Rajeev Ram, Principal Investigator at DiSTAP, Professor at Massachusetts Institute of Technology: The most significant challenge in applying Raman spectroscopy in the early detection of plant infection was in the complexity of the plant’s immune response. Unlike our previous work detecting nitrogen deficiency or shade stress, the immune response of the plant involves simultaneous changes in the concentration and structure of many molecules in the leaf. Developing the appropriate mathematical tools to analyze these complex changes took over two years of effort, but today we have a metric that provides the farmer with a yes/no answer on whether the plant being tested is infected. This technique requires approximately 5 minutes to analyze an individual plant, and our goal is to make these measurements even faster to support rapid measurements across an entire facility.

What sort of feedback did you receive from this paper and the study results?
Singh: This research is a pioneering study in the field of accurate and real-time biotic stress detection in commercial crops. It lays down the foundation for the application of quantitative Raman technology in urban farms and open field crops. The reviewers found that this non-invasive early diagnostic method may find wide application for early detection of pathogen infection in agriculture settings and that we proved the effectiveness of Raman spectroscopy in detecting bacterial infections in plants at an early, still asymptomatic stage.

What are your next steps regarding this research? Are there any additional analytical approaches or methods where this tool might be beneficial? Do you think this method will be useful for routine analysis or for routine screening of plants?
Nam-Hai Chua, Co-Lead Principal Investigator at DiSTAP, Temasek Senior Investigator (Emeritus) at Temasek Life Sciences Laboratory: We would like to explore the use of this technique for rapid screening of Arabidopsis mutants compromised in the plant immunity pathway. Rapid screening of mutants followed by their detailed characterization would allow us to identify additional molecular components of the immunity signaling pathway. It is known that a plant’s molecular responses to fungal infection share many common features as those elicited by bacterial infection. We are currently using Raman spectroscopy to characterize the responses of Arabidopsis wild type and mutant plants upon fungal infection, with the aim to obtain Raman signatures specific to infection by fungal pathogens.

  1. P. Joong Chung, G.P. Singh, Huang C-H. Huang, S. Koyyappurath, J.S. Seo, H-Z. Mao, P. Diloknawarit, R.J. Ram, R. Sarojam, and N-H. Chua, Front. Plant Sci. 12, 2254 (2021).

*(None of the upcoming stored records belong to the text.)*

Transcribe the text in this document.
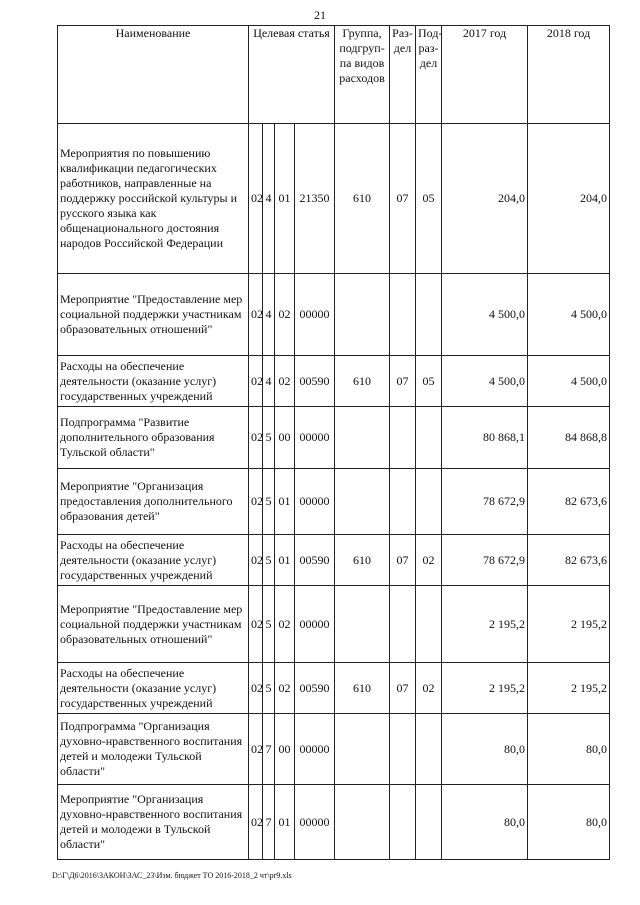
21
Наименование	Целевая статья				Группа, подгруп-па видов расходов	Раз-дел	Под-раз-дел	2017 год	2018 год
Мероприятия по повышению квалификации педагогических работников, направленные на поддержку российской культуры и русского языка как общенационального достояния народов Российской Федерации	02	4	01	21350	610	07	05	204,0	204,0
Мероприятие "Предоставление мер социальной поддержки участникам образовательных отношений"	02	4	02	00000				4 500,0	4 500,0
Расходы на обеспечение деятельности (оказание услуг) государственных учреждений	02	4	02	00590	610	07	05	4 500,0	4 500,0
Подпрограмма "Развитие дополнительного образования Тульской области"	02	5	00	00000				80 868,1	84 868,8
Мероприятие "Организация предоставления дополнительного образования детей"	02	5	01	00000				78 672,9	82 673,6
Расходы на обеспечение деятельности (оказание услуг) государственных учреждений	02	5	01	00590	610	07	02	78 672,9	82 673,6
Мероприятие "Предоставление мер социальной поддержки участникам образовательных отношений"	02	5	02	00000				2 195,2	2 195,2
Расходы на обеспечение деятельности (оказание услуг) государственных учреждений	02	5	02	00590	610	07	02	2 195,2	2 195,2
Подпрограмма "Организация духовно-нравственного воспитания детей и молодежи Тульской области"	02	7	00	00000				80,0	80,0
Мероприятие "Организация духовно-нравственного воспитания детей и молодежи в Тульской области"	02	7	01	00000				80,0	80,0
D:\Г\Д6\2016\ЗАКОН\ЗАС_23\Изм. бюджет ТО 2016-2018_2 чт\pr9.xls
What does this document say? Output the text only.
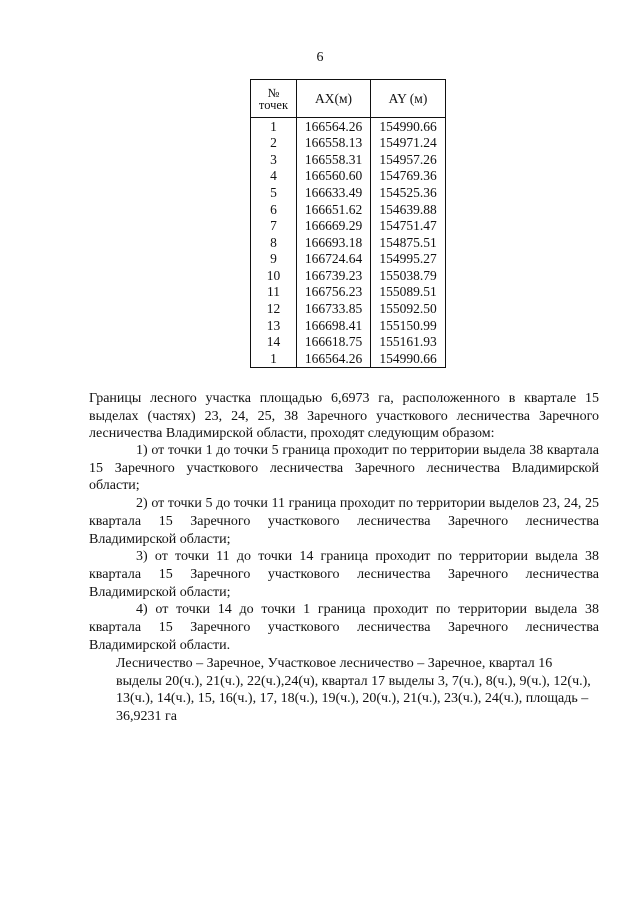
6
№
точек	AX(м)	AY (м)
1	166564.26	154990.66
2	166558.13	154971.24
3	166558.31	154957.26
4	166560.60	154769.36
5	166633.49	154525.36
6	166651.62	154639.88
7	166669.29	154751.47
8	166693.18	154875.51
9	166724.64	154995.27
10	166739.23	155038.79
11	166756.23	155089.51
12	166733.85	155092.50
13	166698.41	155150.99
14	166618.75	155161.93
1	166564.26	154990.66
Границы лесного участка площадью 6,6973 га, расположенного в квартале 15 выделах (частях) 23, 24, 25, 38 Заречного участкового лесничества Заречного лесничества Владимирской области, проходят следующим образом:

1) от точки 1 до точки 5 граница проходит по территории выдела 38 квартала 15 Заречного участкового лесничества Заречного лесничества Владимирской области;

2) от точки 5 до точки 11 граница проходит по территории выделов 23, 24, 25 квартала 15 Заречного участкового лесничества Заречного лесничества Владимирской области;

3) от точки 11 до точки 14 граница проходит по территории выдела 38 квартала 15 Заречного участкового лесничества Заречного лесничества Владимирской области;

4) от точки 14 до точки 1 граница проходит по территории выдела 38 квартала 15 Заречного участкового лесничества Заречного лесничества Владимирской области.

Лесничество – Заречное, Участковое лесничество – Заречное, квартал 16 выделы 20(ч.), 21(ч.), 22(ч.),24(ч), квартал 17 выделы 3, 7(ч.), 8(ч.), 9(ч.), 12(ч.), 13(ч.), 14(ч.), 15, 16(ч.), 17, 18(ч.), 19(ч.), 20(ч.), 21(ч.), 23(ч.), 24(ч.), площадь – 36,9231 га
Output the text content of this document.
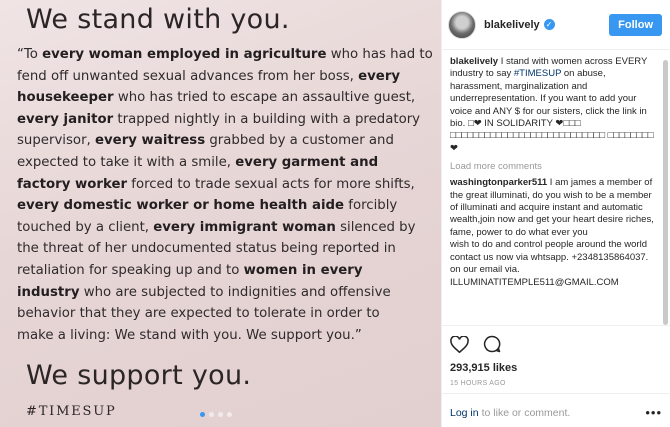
We stand with you.
“To every woman employed in agriculture who has had to
fend off unwanted sexual advances from her boss, every
housekeeper who has tried to escape an assaultive guest,
every janitor trapped nightly in a building with a predatory
supervisor, every waitress grabbed by a customer and
expected to take it with a smile, every garment and
factory worker forced to trade sexual acts for more shifts,
every domestic worker or home health aide forcibly
touched by a client, every immigrant woman silenced by
the threat of her undocumented status being reported in
retaliation for speaking up and to women in every
industry who are subjected to indignities and offensive
behavior that they are expected to tolerate in order to
make a living: We stand with you. We support you.”
We support you.

#TIMESUP

blakelively ✓	Follow
blakelively I stand with women across EVERY industry to say #TIMESUP on abuse, harassment, marginalization and underrepresentation. If you want to add your voice and ANY $ for our sisters, click the link in bio. □❤ IN SOLIDARITY ❤□□□ □□□□□□□□□□□□□□□□□□□□□□□□□□□ □□□□□□□□❤
Load more comments
washingtonparker511 I am james a member of the great illuminati, do you wish to be a member of illuminati and acquire instant and automatic wealth,join now and get your heart desire riches, fame, power to do what ever you
wish to do and control people around the world contact us now via whtsapp. +2348135864037. on our email via. ILLUMINATITEMPLE511@GMAIL.COM
293,915 likes
15 HOURS AGO
Log in to like or comment.	•••
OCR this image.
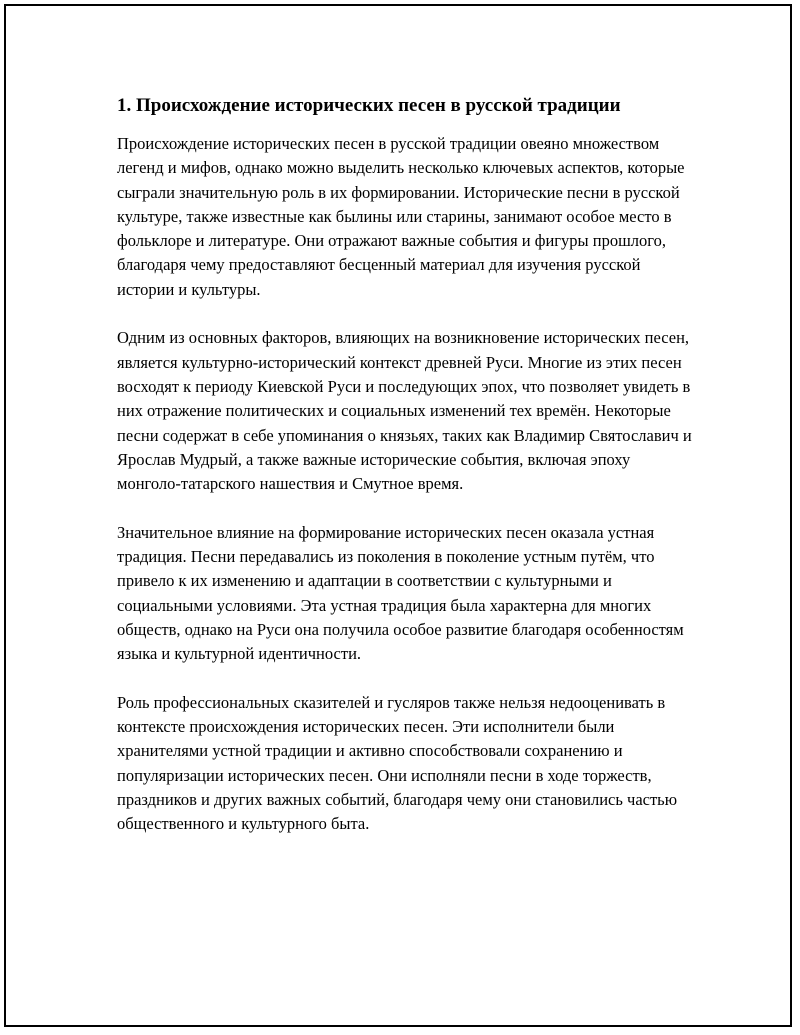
1. Происхождение исторических песен в русской традиции

Происхождение исторических песен в русской традиции овеяно множеством легенд и мифов, однако можно выделить несколько ключевых аспектов, которые сыграли значительную роль в их формировании. Исторические песни в русской культуре, также известные как былины или старины, занимают особое место в фольклоре и литературе. Они отражают важные события и фигуры прошлого, благодаря чему предоставляют бесценный материал для изучения русской истории и культуры.

Одним из основных факторов, влияющих на возникновение исторических песен, является культурно-исторический контекст древней Руси. Многие из этих песен восходят к периоду Киевской Руси и последующих эпох, что позволяет увидеть в них отражение политических и социальных изменений тех времён. Некоторые песни содержат в себе упоминания о князьях, таких как Владимир Святославич и Ярослав Мудрый, а также важные исторические события, включая эпоху монголо-татарского нашествия и Смутное время.

Значительное влияние на формирование исторических песен оказала устная традиция. Песни передавались из поколения в поколение устным путём, что привело к их изменению и адаптации в соответствии с культурными и социальными условиями. Эта устная традиция была характерна для многих обществ, однако на Руси она получила особое развитие благодаря особенностям языка и культурной идентичности.

Роль профессиональных сказителей и гусляров также нельзя недооценивать в контексте происхождения исторических песен. Эти исполнители были хранителями устной традиции и активно способствовали сохранению и популяризации исторических песен. Они исполняли песни в ходе торжеств, праздников и других важных событий, благодаря чему они становились частью общественного и культурного быта.
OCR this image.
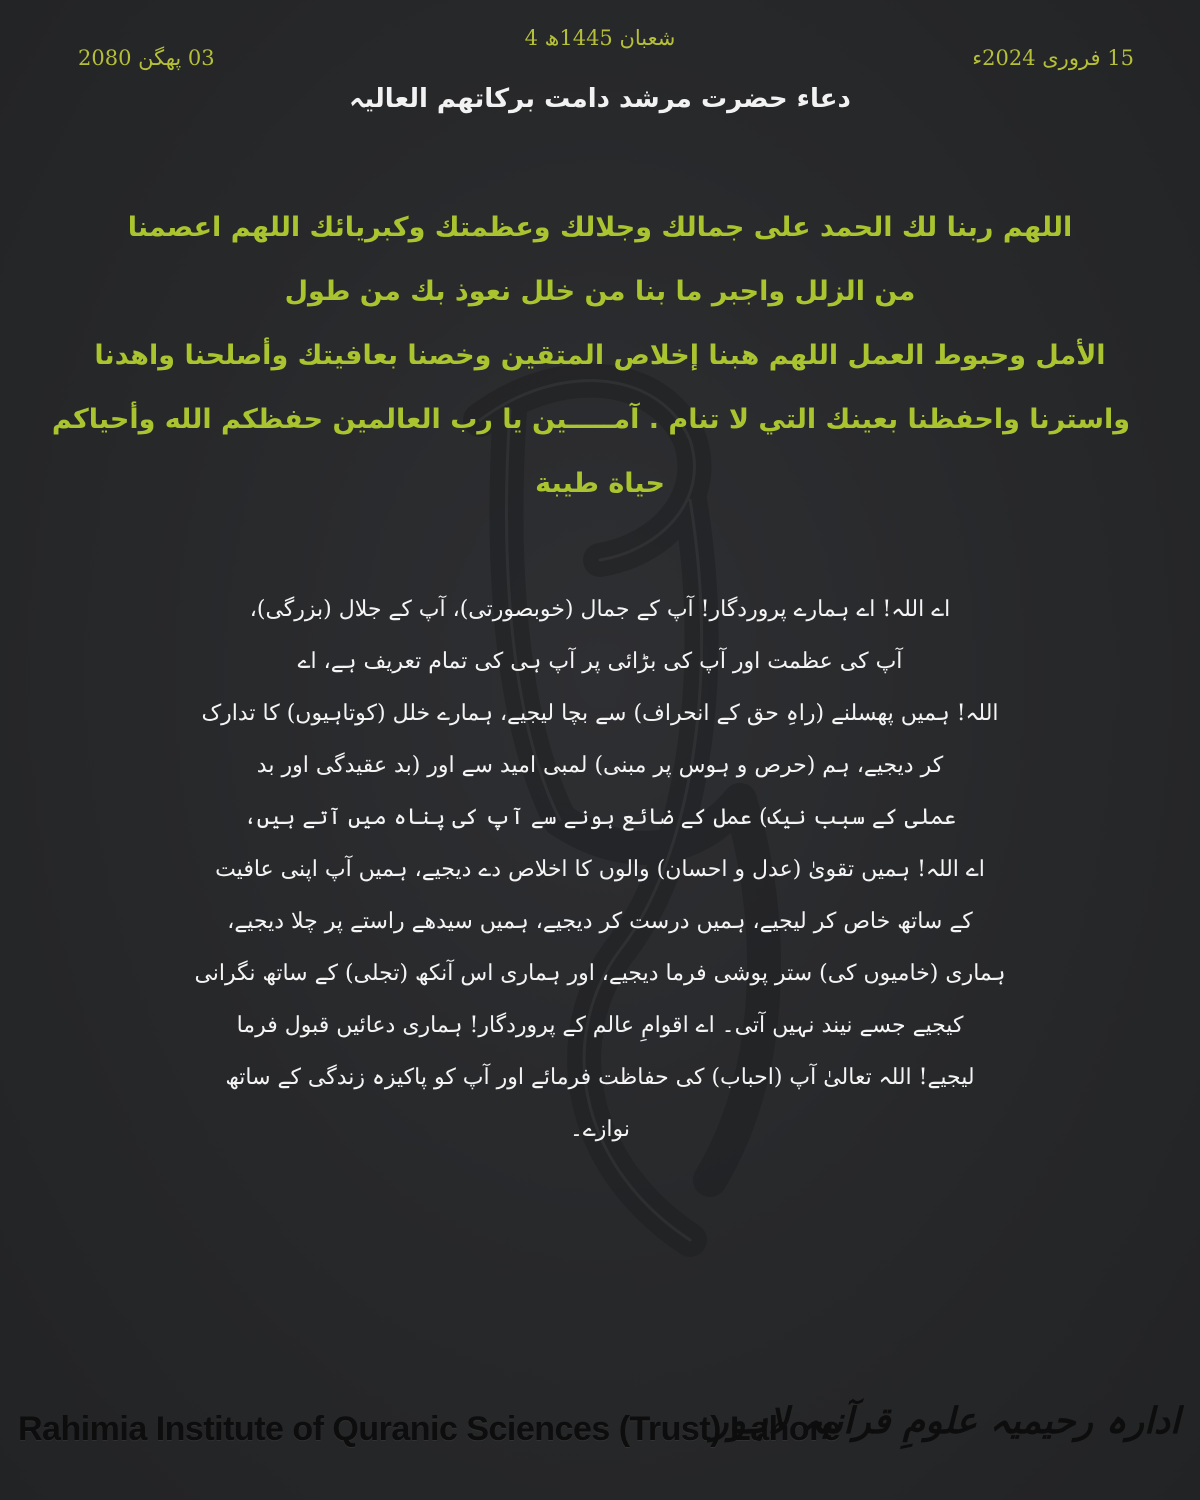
4 شعبان 1445ھ
15 فروری 2024ء
03 پھگن 2080
دعاء حضرت مرشد دامت برکاتھم العالیہ
اللھم ربنا لك الحمد علی جمالك وجلالك وعظمتك وکبریائك اللھم اعصمنا
من الزلل واجبر ما بنا من خلل نعوذ بك من طول
الأمل وحبوط العمل اللھم ھبنا إخلاص المتقين وخصنا بعافيتك وأصلحنا واھدنا
واسترنا واحفظنا بعينك التي لا تنام . آمـــــين يا رب العالمين حفظكم الله وأحياكم
حياة طيبة
اے اللہ! اے ہمارے پروردگار! آپ کے جمال (خوبصورتی)، آپ کے جلال (بزرگی)،
آپ کی عظمت اور آپ کی بڑائی پر آپ ہی کی تمام تعریف ہے، اے
اللہ! ہمیں پھسلنے (راہِ حق کے انحراف) سے بچا لیجیے، ہمارے خلل (کوتاہیوں) کا تدارک
کر دیجیے، ہم (حرص و ہوس پر مبنی) لمبی امید سے اور (بد عقیدگی اور بد
عملی کے سبب نیک) عمل کے ضائع ہونے سے آپ کی پناہ میں آتے ہیں،
اے اللہ! ہمیں تقویٰ (عدل و احسان) والوں کا اخلاص دے دیجیے، ہمیں آپ اپنی عافیت
کے ساتھ خاص کر لیجیے، ہمیں درست کر دیجیے، ہمیں سیدھے راستے پر چلا دیجیے،
ہماری (خامیوں کی) ستر پوشی فرما دیجیے، اور ہماری اس آنکھ (تجلی) کے ساتھ نگرانی
کیجیے جسے نیند نہیں آتی۔ اے اقوامِ عالم کے پروردگار! ہماری دعائیں قبول فرما
لیجیے! اللہ تعالیٰ آپ (احباب) کی حفاظت فرمائے اور آپ کو پاکیزہ زندگی کے ساتھ
نوازے۔
Rahimia Institute of Quranic Sciences (Trust) Lahore
ادارہ رحیمیہ علومِ قرآنیہ لاہور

Nam-Hai Chua is Temasek Senior Investigator (Emeritus), Temasek Life Sciences Laboratory (TLL) and Chief Scientific Advisor, Wilmar Intl Ltd. He worked as the Andrew Mellon Professor and Head of the Laboratory of Plant Molecular Biology at The Rockefeller University. He is also the Co-Lead Principal Investigator at DiSTAP, SMART in Singapore.

Gajendra P Singh is the Scientific Director and Principal Investigator at Disruptive & Sustainable Technologies for Agricultural Precision (DiSTAP) Interdisciplinary Research Group (IRG) at Singapore-MIT Alliance for Research and Technology (SMART), MIT’s research enterprise in Singapore

Rajeev Ram is Professor of Electrical Engineering at MIT and also a Principal Investigator at DiSTAP, SMART.

Rajani Sarojam is Principal Investigator at the Temasek Life Sciences Laboratory (TLL) and a Principal Investigator at DiSTAP, SMART.